Déclaration « Roblox » de Hüseyin Yayman, président de la commission des médias numériques de la Grande Assemblée nationale turque

Hüseyin Yayman, président de la Commission des médias numériques de la Grande Assemblée nationale turque, a fait une déclaration concernant l’interdiction d’accès à Roblax, une plateforme de jeux en ligne comptant 15 millions d’utilisateurs en Turquie, car elle contient des contenus susceptibles de provoquer des abus sur les enfants.
Déclarant qu’ils sont un parti contre la censure et les interdictions, Yayman a déclaré : « Nous sommes le gouvernement et le parti qui invite ces plateformes en Turquie, crée des règles communautaires en Turquie et réglemente la loi connexe n° 5651. Nous défendons les libertés jusqu’au bout. Mais en dernière analyse, l’équilibre entre liberté et sécurité doit être correctement établi. Nous n’acceptons jamais que les entreprises de médias sociaux se considèrent en avance sur les États. Nous n’acceptons jamais que les sociétés de médias sociaux se considèrent au-dessus des nations.
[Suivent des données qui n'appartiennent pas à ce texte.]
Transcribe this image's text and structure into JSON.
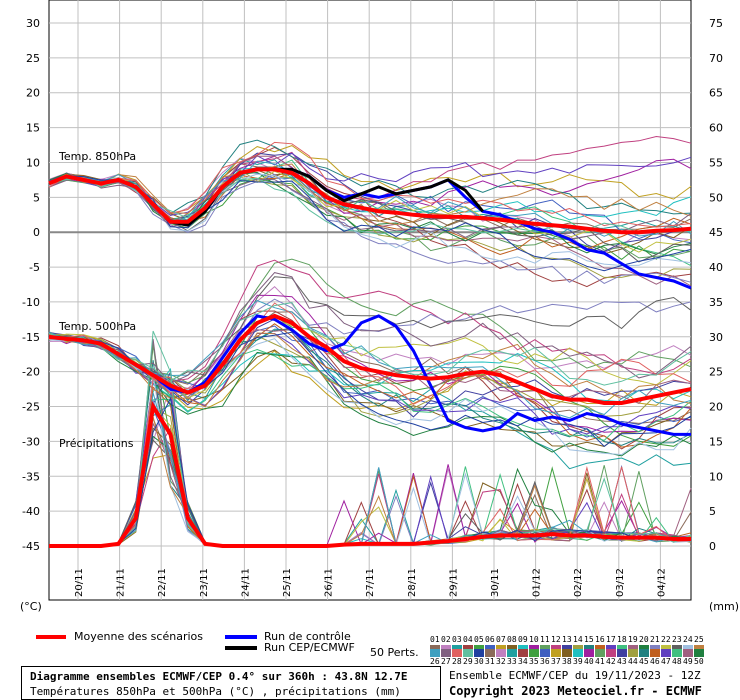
{
  "chart_data": {
    "type": "line",
    "title": "Diagramme ensembles ECMWF/CEP 0.4° sur 360h : 43.8N 12.7E",
    "subtitle": "Températures 850hPa et 500hPa (°C) , précipitations (mm)",
    "left_axis_unit": "(°C)",
    "right_axis_unit": "(mm)",
    "left_ticks": [
      30,
      25,
      20,
      15,
      10,
      5,
      0,
      -5,
      -10,
      -15,
      -20,
      -25,
      -30,
      -35,
      -40,
      -45
    ],
    "right_ticks": [
      75,
      70,
      65,
      60,
      55,
      50,
      45,
      40,
      35,
      30,
      25,
      20,
      15,
      10,
      5,
      0
    ],
    "x_dates": [
      "20/11",
      "21/11",
      "22/11",
      "23/11",
      "24/11",
      "25/11",
      "26/11",
      "27/11",
      "28/11",
      "29/11",
      "30/11",
      "01/12",
      "02/12",
      "03/12",
      "04/12"
    ],
    "section_labels": [
      "Temp. 850hPa",
      "Temp. 500hPa",
      "Précipitations"
    ],
    "series": [
      {
        "name": "Moyenne des scénarios",
        "color": "#ff0000",
        "t850": [
          7,
          8,
          7.5,
          7,
          7.5,
          6.5,
          4,
          1.5,
          1.5,
          3.5,
          6.5,
          8.5,
          9,
          9,
          8.5,
          7,
          5,
          4,
          3.5,
          3,
          2.8,
          2.5,
          2.3,
          2.2,
          2.2,
          2,
          1.8,
          1.5,
          1.2,
          1,
          0.8,
          0.5,
          0.2,
          0,
          0,
          0.2,
          0.3,
          0.5
        ],
        "t500": [
          -15,
          -15.3,
          -15.5,
          -16,
          -17.5,
          -19,
          -20.5,
          -22,
          -23,
          -22,
          -19,
          -15.5,
          -13,
          -12,
          -13,
          -15,
          -16.5,
          -18.5,
          -19.5,
          -20,
          -20.5,
          -20.8,
          -21,
          -20.8,
          -20.3,
          -20,
          -20.5,
          -21.5,
          -22.5,
          -23.5,
          -24,
          -24,
          -24.5,
          -24.5,
          -24,
          -23.5,
          -23,
          -22.5
        ],
        "precip": [
          0,
          0,
          0,
          0,
          0.3,
          4,
          20,
          16,
          4,
          0.3,
          0,
          0,
          0,
          0,
          0,
          0,
          0,
          0.2,
          0.3,
          0.3,
          0.3,
          0.3,
          0.5,
          0.7,
          1,
          1.3,
          1.5,
          1.5,
          1.5,
          1.7,
          1.5,
          1.5,
          1.3,
          1.2,
          1.2,
          1.2,
          1,
          1
        ]
      },
      {
        "name": "Run de contrôle",
        "color": "#0000ff",
        "t850": [
          7,
          8,
          7.5,
          7,
          7.5,
          6.5,
          4,
          1.5,
          1,
          3,
          6.5,
          8.5,
          9,
          9,
          9,
          8,
          6,
          5,
          5.5,
          5,
          5.5,
          6,
          6.5,
          7.5,
          5,
          3,
          2.5,
          1.5,
          0.5,
          0,
          -1,
          -2.5,
          -3,
          -4.5,
          -6,
          -6.5,
          -7,
          -8
        ],
        "t500": [
          -15,
          -15.3,
          -15.5,
          -16,
          -17.5,
          -19,
          -20.5,
          -22.5,
          -23,
          -21.5,
          -18,
          -14.5,
          -12,
          -12.5,
          -14,
          -16,
          -17,
          -16,
          -13,
          -12,
          -13.5,
          -17,
          -22,
          -27,
          -28,
          -28.5,
          -28,
          -26,
          -27,
          -26.5,
          -27,
          -26,
          -26.5,
          -27.5,
          -28,
          -28.5,
          -29,
          -29
        ]
      },
      {
        "name": "Run CEP/ECMWF",
        "color": "#000000",
        "t850": [
          7,
          8,
          7.5,
          7,
          7.5,
          6.5,
          4,
          1.5,
          1,
          3,
          6.5,
          8.5,
          9,
          9,
          9,
          8,
          6,
          4.5,
          5.5,
          6.5,
          5.5,
          6,
          6.5,
          7.5,
          6,
          3
        ]
      },
      {
        "name": "50 Perts.",
        "color": "#808080"
      }
    ],
    "legend_placement": "bottom",
    "perturbation_labels": [
      "01",
      "02",
      "03",
      "04",
      "05",
      "06",
      "07",
      "08",
      "09",
      "10",
      "11",
      "12",
      "13",
      "14",
      "15",
      "16",
      "17",
      "18",
      "19",
      "20",
      "21",
      "22",
      "23",
      "24",
      "25",
      "26",
      "27",
      "28",
      "29",
      "30",
      "31",
      "32",
      "33",
      "34",
      "35",
      "36",
      "37",
      "38",
      "39",
      "40",
      "41",
      "42",
      "43",
      "44",
      "45",
      "46",
      "47",
      "48",
      "49",
      "50"
    ],
    "ylim_left": [
      -55,
      30
    ],
    "ylim_right": [
      -25,
      75
    ],
    "grid": true
  },
  "footer": {
    "ensemble_info": "Ensemble ECMWF/CEP du 19/11/2023 - 12Z",
    "copyright": "Copyright 2023 Meteociel.fr - ECMWF"
  },
  "colors": {
    "mean": "#ff0000",
    "control": "#0000ff",
    "operational": "#000000",
    "grid": "#c0c0c0"
  }
}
Tout comme Roblox, Instagram, Meta et X fonctionnent et agissent conformément aux règles juridiques allemandes en Allemagne, nous souhaitons qu’ils fassent preuve de la même sensibilité en Turquie. Un certain nombre de barrières d’accès sont imposées. Nous ne trouvons jamais juste d’imposer une interdiction d’accès, mais d’un autre côté, nous attendons absolument que les réseaux numériques respectent la loi turque. «Nous sommes contre deux poids, deux mesures, nous défendons pleinement les libertés et l’ordre public», a-t-il déclaré.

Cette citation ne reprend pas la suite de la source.